Why the Holidays “Bum You Out” and What to Do About It.
The following is an excerpt from retired psychiatrist Dr. Gerald Stein’s post Why the Holidays “Bum You Out” and What to Do About It. While it does not specifically address coping with the holidays after the death of a loved one, it is a good start to understanding why the holidays are stressful for most everyone.
- We enter the darkest time of the year as we enter the holiday season and yet are expected to feel great about it, yet most of the world tried to look upbeat despite the suffering inside.
- Fall and winter is a time of things dying. Nature is cold and wet, not warm and bright. Driving takes longer and is more dangerous. .
- People have less time for you, and you have less time for yourself.
- Gifts much be chosen, crowds endured, food purchased and prepared. Budgets are stretched: planes are costlier, while airports and train stations are more crowded.
- You often dread the fact that you have to see family members you would never see if you had a choice – yet you are expected to smile through it all.
- TV and internet show inescapable images of other people having a wonderful time – which means there is something wrong with you because you aren’t sharing their wonderful time.
- It is the end of the year so you might be wondering where the year went, and reflecting on all the things you had hoped to accomplish that you didn’t.
- The media will talk about New Year’s Resolutions that you know you didn’t fulfill last year and now you are expected to set new ones and look forward to the process.
- Much of the holidays involve shopping, one of the emptiest, soul-slaying activities ever invented for many.
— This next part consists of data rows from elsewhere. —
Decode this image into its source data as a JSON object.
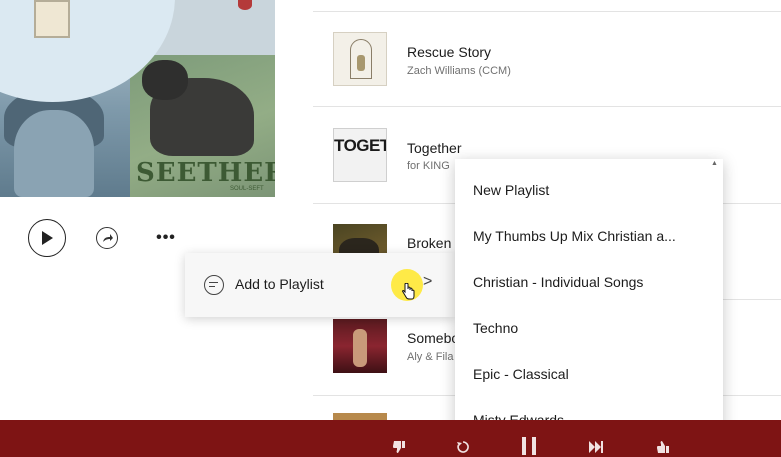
{
  "album_art": {
    "band_text": "SEETHER",
    "band_subtext": "SOUL-SEFT"
  },
  "controls": {
    "play_icon": "play-icon",
    "share_icon": "share-icon",
    "more_label": "•••"
  },
  "tracks": [
    {
      "title": "Rescue Story",
      "artist": "Zach Williams (CCM)"
    },
    {
      "title": "Together",
      "artist": "for KING",
      "thumb_text": "TOGETHER"
    },
    {
      "title": "Broken",
      "artist": ""
    },
    {
      "title": "Somebo",
      "artist": "Aly & Fila"
    }
  ],
  "context_menu": {
    "label": "Add to Playlist",
    "icon": "playlist-icon",
    "chevron": ">"
  },
  "playlists": [
    "New Playlist",
    "My Thumbs Up Mix Christian a...",
    "Christian - Individual Songs",
    "Techno",
    "Epic - Classical",
    "Misty Edwards"
  ],
  "player_bar": {
    "color": "#7e1414",
    "icons": [
      "thumbs-down-icon",
      "replay-icon",
      "pause-icon",
      "skip-icon",
      "thumbs-up-icon"
    ]
  }
}
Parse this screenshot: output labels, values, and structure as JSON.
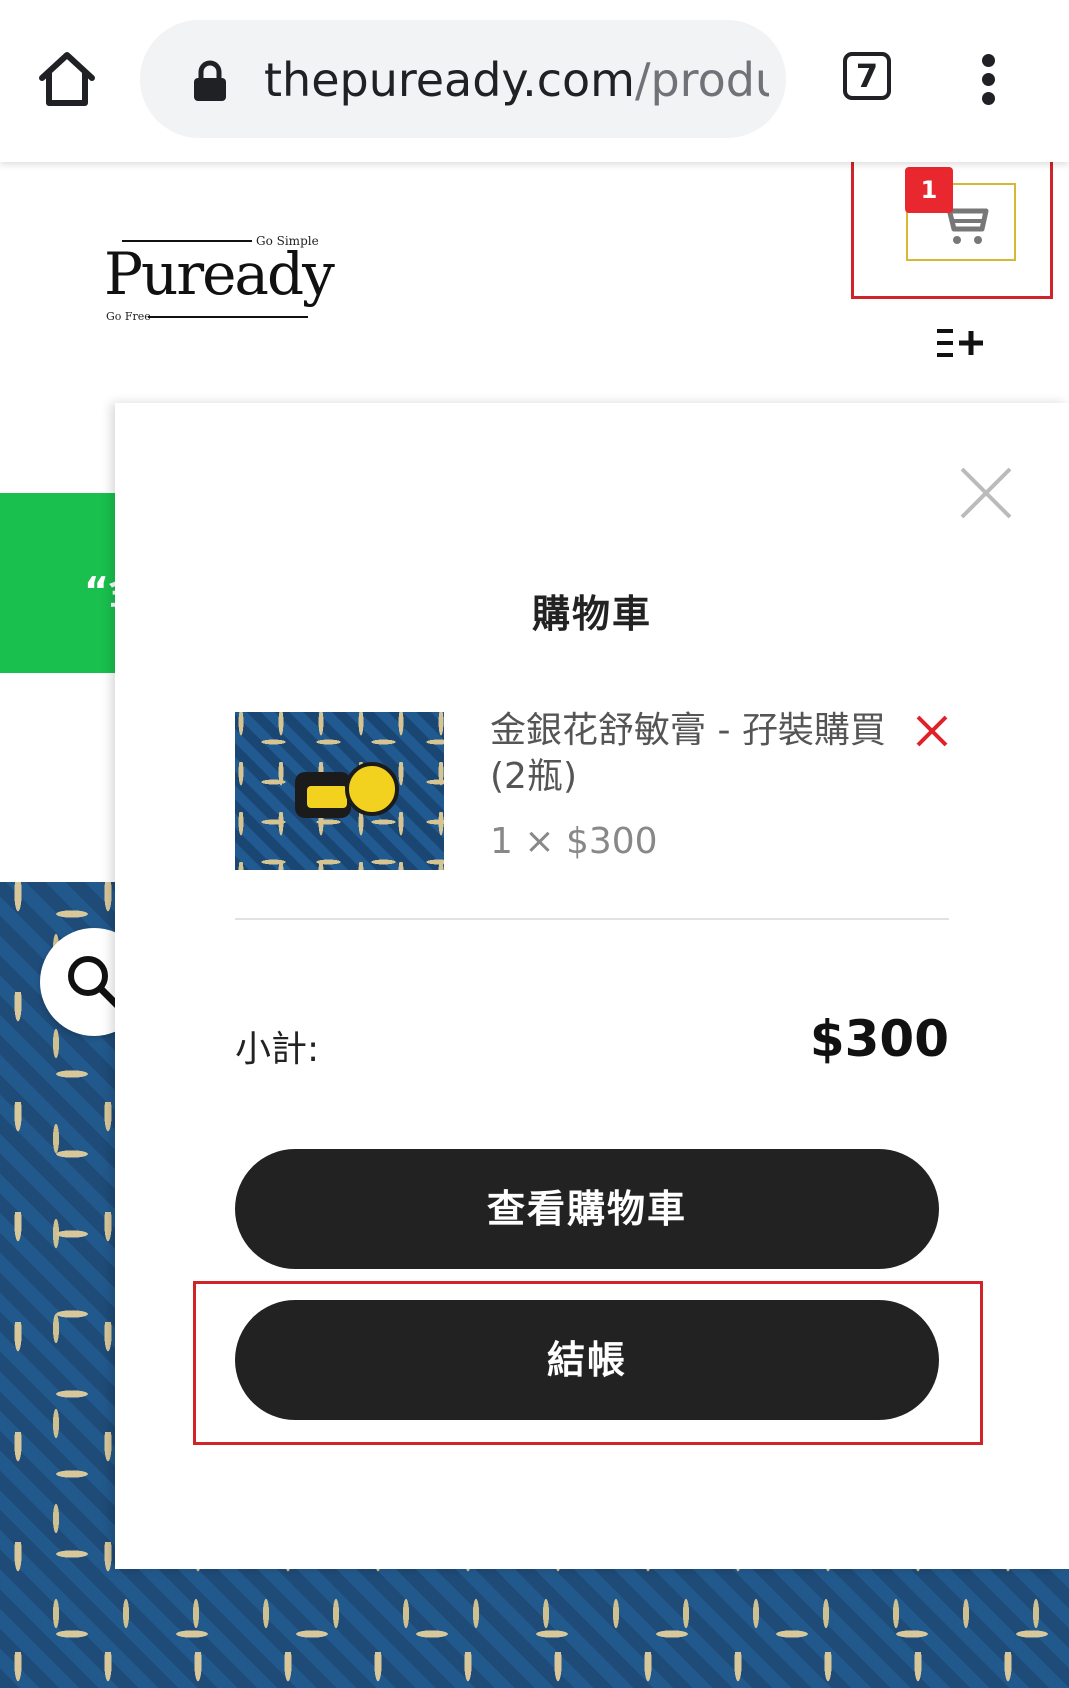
{
  "browser": {
    "url_host": "thepuready.com",
    "url_path": "/produ",
    "tab_count": "7",
    "icons": {
      "home": "home-icon",
      "lock": "lock-icon",
      "menu": "kebab-menu-icon"
    }
  },
  "site": {
    "logo": {
      "brand": "Puready",
      "tagline_top": "Go Simple",
      "tagline_bottom": "Go Free"
    },
    "cart_badge": "1",
    "banner_fragment": "“金"
  },
  "drawer": {
    "title": "購物車",
    "item": {
      "name": "金銀花舒敏膏 - 孖裝購買(2瓶)",
      "qty_price": "1 × $300"
    },
    "subtotal_label": "小計:",
    "subtotal_value": "$300",
    "view_cart_label": "查看購物車",
    "checkout_label": "結帳"
  },
  "colors": {
    "accent_red": "#d1232a",
    "badge_red": "#e8282e",
    "button_dark": "#222222",
    "banner_green": "#19c04e",
    "cart_border": "#d8b733"
  }
}
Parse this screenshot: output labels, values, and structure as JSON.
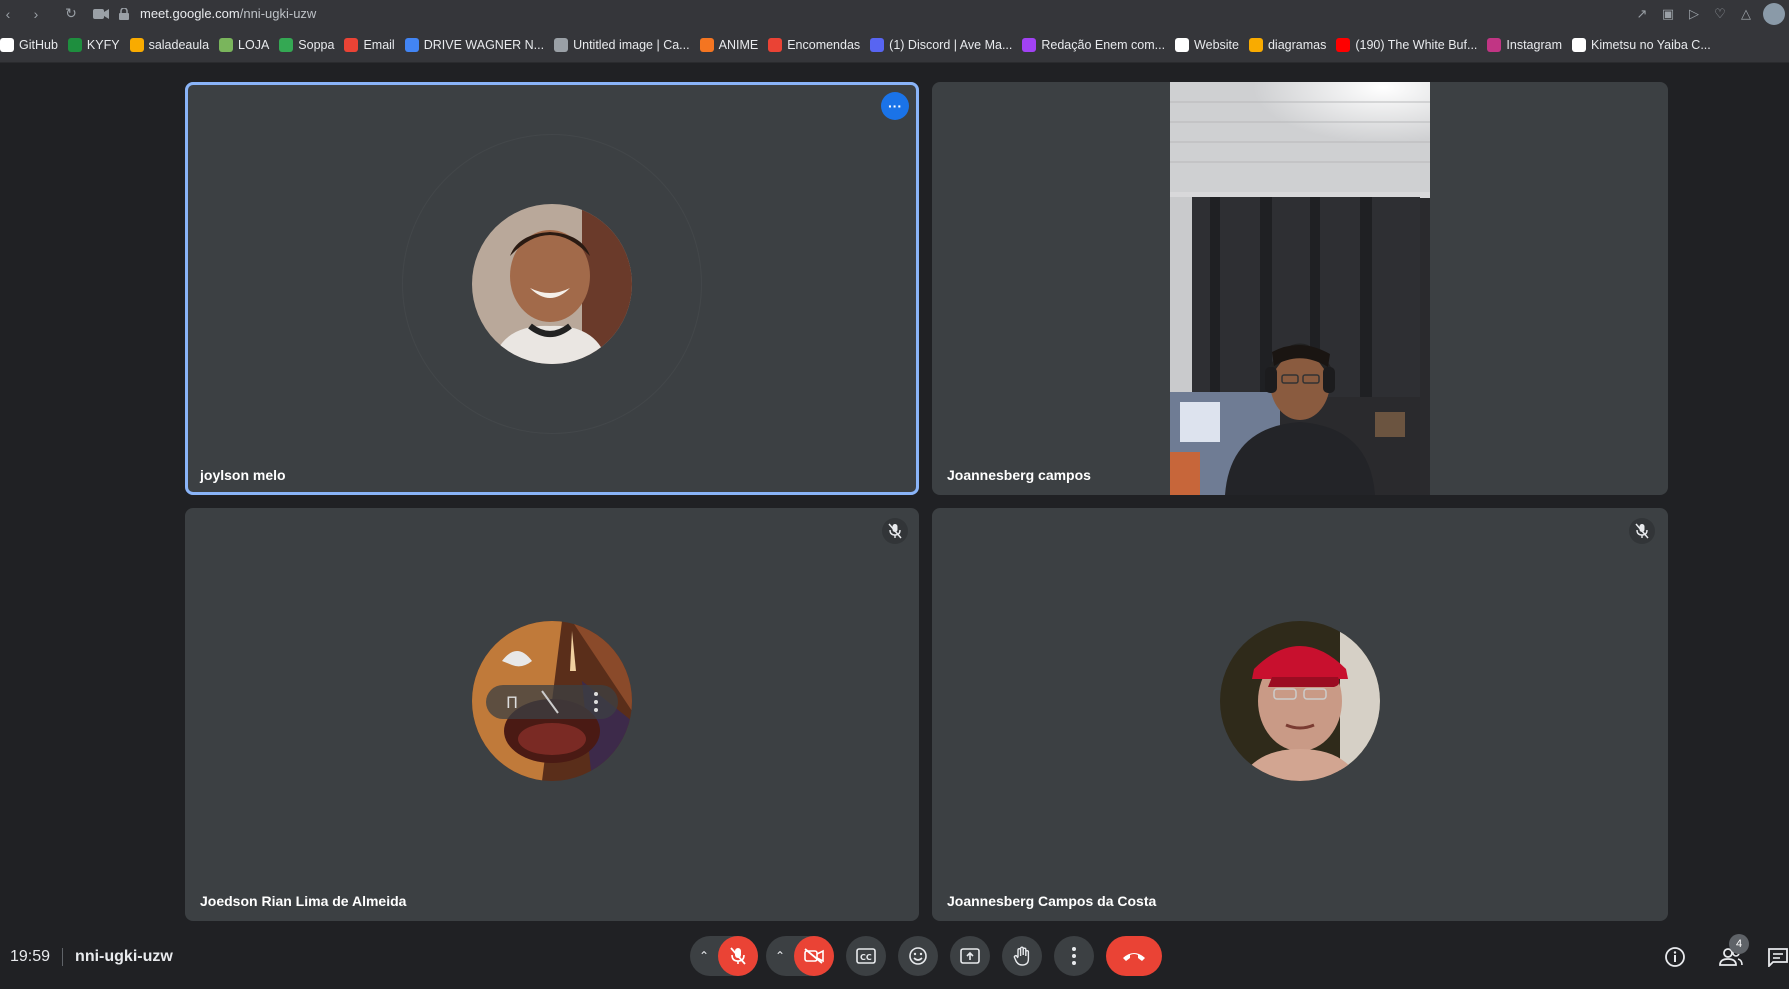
{
  "browser": {
    "url_host": "meet.google.com",
    "url_path": "/nni-ugki-uzw",
    "bookmarks": [
      {
        "label": "GitHub",
        "icon": "github-icon",
        "color": "#ffffff"
      },
      {
        "label": "KYFY",
        "icon": "kyfy-icon",
        "color": "#1e8e3e"
      },
      {
        "label": "saladeaula",
        "icon": "saladeaula-icon",
        "color": "#f9ab00"
      },
      {
        "label": "LOJA",
        "icon": "shopify-icon",
        "color": "#7ab55c"
      },
      {
        "label": "Soppa",
        "icon": "soppa-icon",
        "color": "#34a853"
      },
      {
        "label": "Email",
        "icon": "gmail-icon",
        "color": "#ea4335"
      },
      {
        "label": "DRIVE WAGNER N...",
        "icon": "drive-icon",
        "color": "#4285f4"
      },
      {
        "label": "Untitled image | Ca...",
        "icon": "canva-icon",
        "color": "#9aa0a6"
      },
      {
        "label": "ANIME",
        "icon": "crunchyroll-icon",
        "color": "#f47521"
      },
      {
        "label": "Encomendas",
        "icon": "encomendas-icon",
        "color": "#ea4335"
      },
      {
        "label": "(1) Discord | Ave Ma...",
        "icon": "discord-icon",
        "color": "#5865f2"
      },
      {
        "label": "Redação Enem com...",
        "icon": "redacao-icon",
        "color": "#a142f4"
      },
      {
        "label": "Website",
        "icon": "document-icon",
        "color": "#ffffff"
      },
      {
        "label": "diagramas",
        "icon": "diagramas-icon",
        "color": "#f9ab00"
      },
      {
        "label": "(190) The White Buf...",
        "icon": "youtube-icon",
        "color": "#ff0000"
      },
      {
        "label": "Instagram",
        "icon": "instagram-icon",
        "color": "#c13584"
      },
      {
        "label": "Kimetsu no Yaiba C...",
        "icon": "medium-icon",
        "color": "#ffffff"
      }
    ]
  },
  "participants": [
    {
      "name": "joylson melo",
      "active": true,
      "muted": false
    },
    {
      "name": "Joannesberg campos",
      "active": false,
      "muted": false,
      "video": true
    },
    {
      "name": "Joedson Rian Lima de Almeida",
      "active": false,
      "muted": true
    },
    {
      "name": "Joannesberg Campos da Costa",
      "active": false,
      "muted": true
    }
  ],
  "footer": {
    "time": "19:59",
    "meeting_code": "nni-ugki-uzw",
    "participants_count": "4"
  },
  "colors": {
    "accent": "#8ab4f8",
    "danger": "#ea4335",
    "tile_bg": "#3c4043",
    "page_bg": "#202124"
  }
}
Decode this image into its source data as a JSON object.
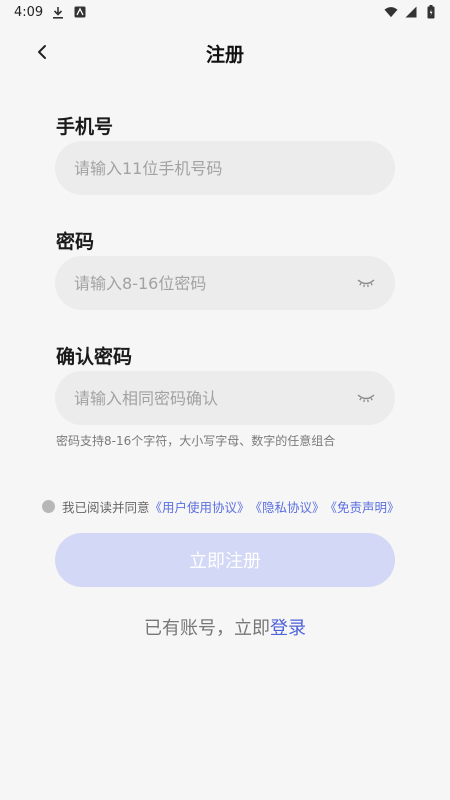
{
  "status_bar": {
    "time": "4:09",
    "left_icons": [
      "download-icon",
      "app-notification-icon"
    ],
    "right_icons": [
      "wifi-icon",
      "signal-icon",
      "battery-icon"
    ]
  },
  "nav": {
    "title": "注册",
    "back_icon": "chevron-left-icon"
  },
  "form": {
    "phone": {
      "label": "手机号",
      "placeholder": "请输入11位手机号码",
      "value": ""
    },
    "password": {
      "label": "密码",
      "placeholder": "请输入8-16位密码",
      "value": "",
      "toggle_icon": "eye-closed-icon"
    },
    "confirm_password": {
      "label": "确认密码",
      "placeholder": "请输入相同密码确认",
      "value": "",
      "toggle_icon": "eye-closed-icon"
    },
    "hint": "密码支持8-16个字符，大小写字母、数字的任意组合"
  },
  "agreement": {
    "prefix": "我已阅读并同意",
    "links": [
      "《用户使用协议》",
      "《隐私协议》",
      "《免责声明》"
    ],
    "checked": false
  },
  "register_button": {
    "label": "立即注册",
    "enabled": false
  },
  "login_prompt": {
    "text": "已有账号，立即",
    "link": "登录"
  },
  "colors": {
    "background": "#f6f6f6",
    "input_bg": "#ececec",
    "accent": "#4d62d9",
    "button_disabled": "#d3d8f6"
  }
}
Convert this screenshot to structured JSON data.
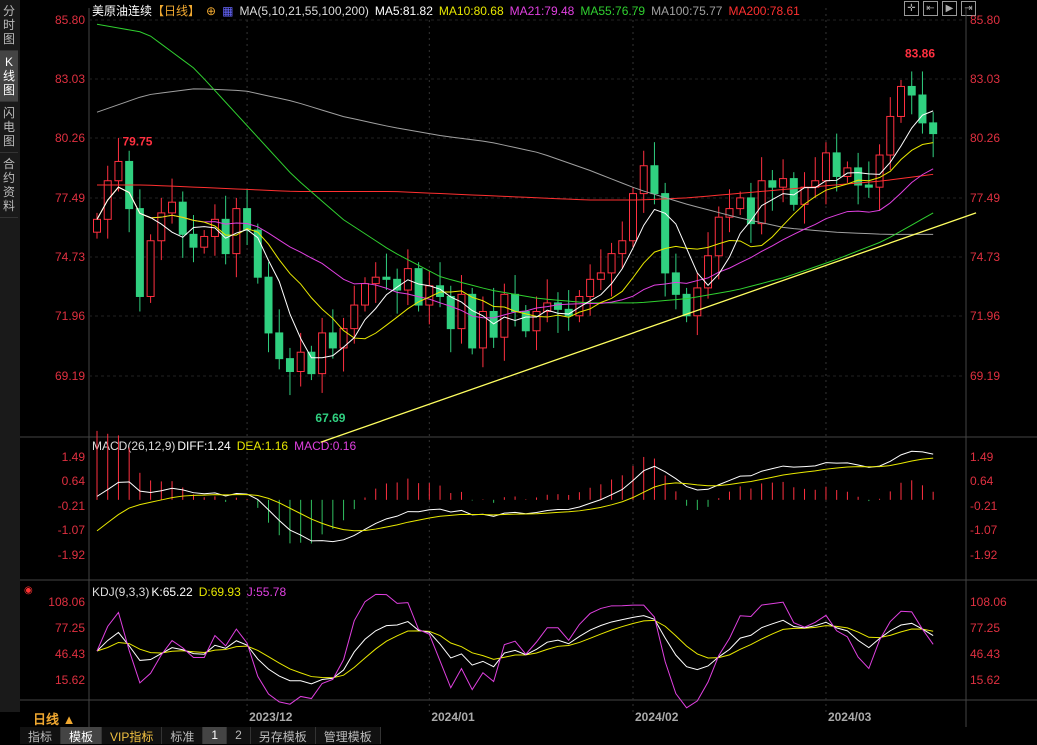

It might give you a “sugar rush” but the thrill soon is over.
- New Year’s Day: You have a full 24-hours to reflect on your existence, compare your life to others who live in sunny California… and as you watch everyone having a wonderful time at the Rose Bowl you as you decide to do something more interesting, you pass a mirror, stop, look and realize – as Dan Greenburg and Marcia Jacobs say in How to Make Yourself Miserable:
…every year you get to look less and less like the little kid with the diaper and the banner across his/her chest and more and more like the old guy/gal with the beard and the hourglass and scythe.